Lower Hulls Gulch Trailhead
For a classic Boise foothills experience, I love heading up to the Foothills Learning Center on 8th Street. There are miles of trails and a lot of interesting trails that provide great views of downtown Boise. You can’t really go wrong here, but I particularly like the Crestline Trail for its dramatic scenery. While this trail is great during spring and fall (it gets a bit hot in summer), watch out for aggressive mountain bikers who will occasionally fly by at the speed of light. The Foothills Learning Center grounds have some interesting nature exhibits and are fun to wander. If you walk all the way to the back, it connects to some of my favorite Camel’s Back Park trails. Look for owls and coyotes, both frequent visitors around here!
I only recently ventured out in this area and finally learned what all the hype was about! There are a few different loop options here, the longest of which is just under six miles. The trailhead is straight up Collister Road and is very easy to find. You start out walking past someone’s private home, which is a little strange. Once you gain some elevation, though, the views from the trail are spectacular! I found this trail to be especially gorgeous in the winter, when the snow-capped foothills really pop.

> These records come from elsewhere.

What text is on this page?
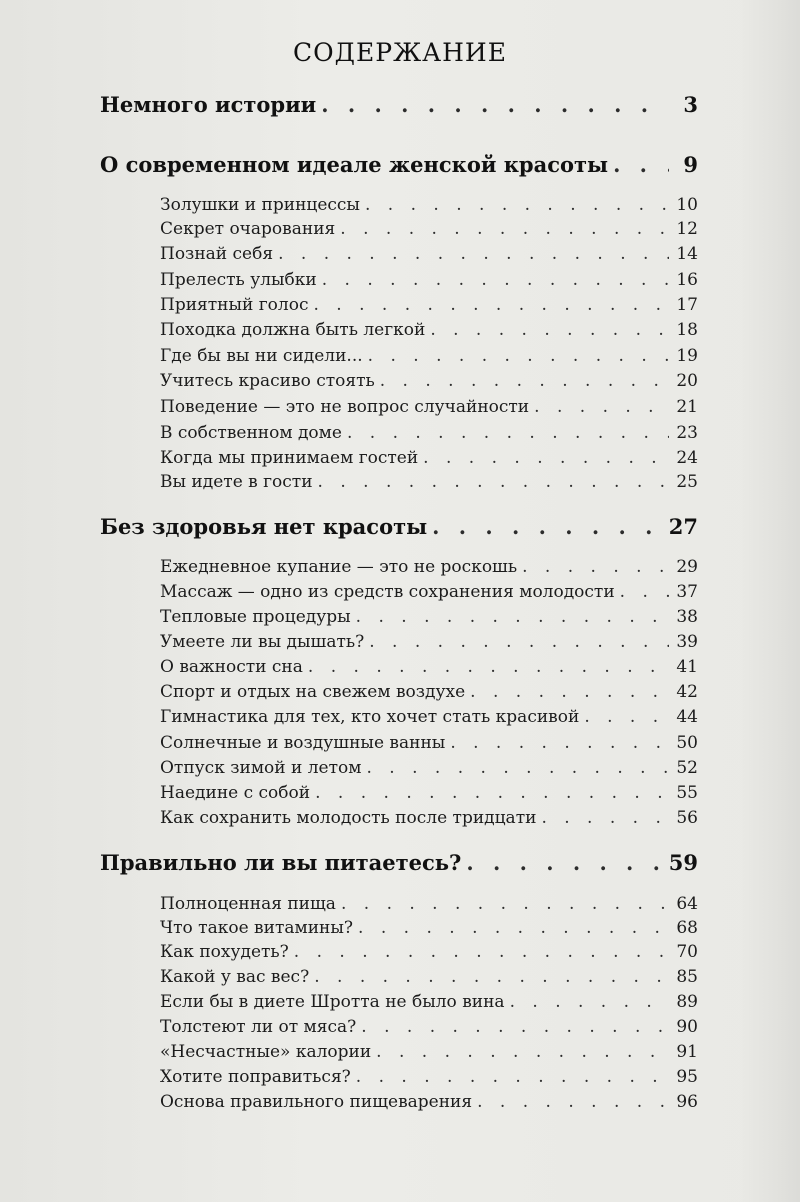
СОДЕРЖАНИЕ
Немного истории . . .	3
О современном идеале женской красоты . . .	9
Золушки и принцессы . . .	10
Секрет очарования . . .	12
Познай себя . . .	14
Прелесть улыбки . . .	16
Приятный голос . . .	17
Походка должна быть легкой . . .	18
Где бы вы ни сидели... . . .	19
Учитесь красиво стоять . . .	20
Поведение — это не вопрос случайности . . .	21
В собственном доме . . .	23
Когда мы принимаем гостей . . .	24
Вы идете в гости . . .	25
Без здоровья нет красоты . . .	27
Ежедневное купание — это не роскошь . . .	29
Массаж — одно из средств сохранения молодости . . .	37
Тепловые процедуры . . .	38
Умеете ли вы дышать? . . .	39
О важности сна . . .	41
Спорт и отдых на свежем воздухе . . .	42
Гимнастика для тех, кто хочет стать красивой . . .	44
Солнечные и воздушные ванны . . .	50
Отпуск зимой и летом . . .	52
Наедине с собой . . .	55
Как сохранить молодость после тридцати . . .	56
Правильно ли вы питаетесь? . . .	59
Полноценная пища . . .	64
Что такое витамины? . . .	68
Как похудеть? . . .	70
Какой у вас вес? . . .	85
Если бы в диете Шротта не было вина . . .	89
Толстеют ли от мяса? . . .	90
«Несчастные» калории . . .	91
Хотите поправиться? . . .	95
Основа правильного пищеварения . . .	96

I love the Dry Creek trail for its ever-changing scenery. It’s located in the Boise National Forest and follows a winding stream through narrow canyons, open meadows, and shaded forests. Watch out for rattlesnakes here, though! I have seen a few of them in late spring/summer. I’m also pretty sure I saw bear claw marks on a tree, so this is a great trail for when you’re feeling extra adventurous! Despite the potentially dangerous wildlife, it’s a beautiful hike in any season. Shingle Creek is a 4.7-mile hike and great for mountain bikers, trail runners, and hikers and loops well with Dry Creek. You can do the Dry-Creek Trail + Shingle Creek Loop for a longer, 13.8-mile hike with more of an elevation gain.
The Corrals trail boasts a nice wide path and expansive views out to the Owhyees. It can be a bit hot in the summer and can also get very windy if there are storms in the area, so I would advise going during cooler times of the year when it’s clear out (and taking a windbreaker just in case). I have found it to be one of the best trails to bring dogs thanks to long stretches with good visibility, making it difficult for mountain bikers to sneak up on you and your unsuspecting pup. This is just a short, five-minute drive up Bogus Basin Road.
BONUS HIKE: Table Rock
The Table Rock hike is a very popular hike in Boise, Idaho, and can get rather busy during peak season! You get to hike up to the giant cross on the mountain with incredible views of the Treasure Valley. It’s only about 45mins – 1-hour to hike up depending on your speed, but you will go at a steady incline most of the time. Many visitors opt for this hike because it can be done quickly and easily. You can also drive up here if you’re not wanting to hike, but still want to see a gorgeous sunset! It’s one of my favorites hikes near Boise mainly because of the views.
I hope this list of best hikes near Boise, Idaho has inspired you to go on a new hiking adventure! Please let me know in the comments if you have any new ones I should add.
Heading to McCall, Idaho? Here are the best hikes to do there.
NOTE: If you do decide to hike on any of these trails, please make sure you help keep them maintained. Never hike when it’s muddy and always step aside if you see a mountain biker come down the hill. As always, pack your trash out to everyone can continue to enjoy these trails.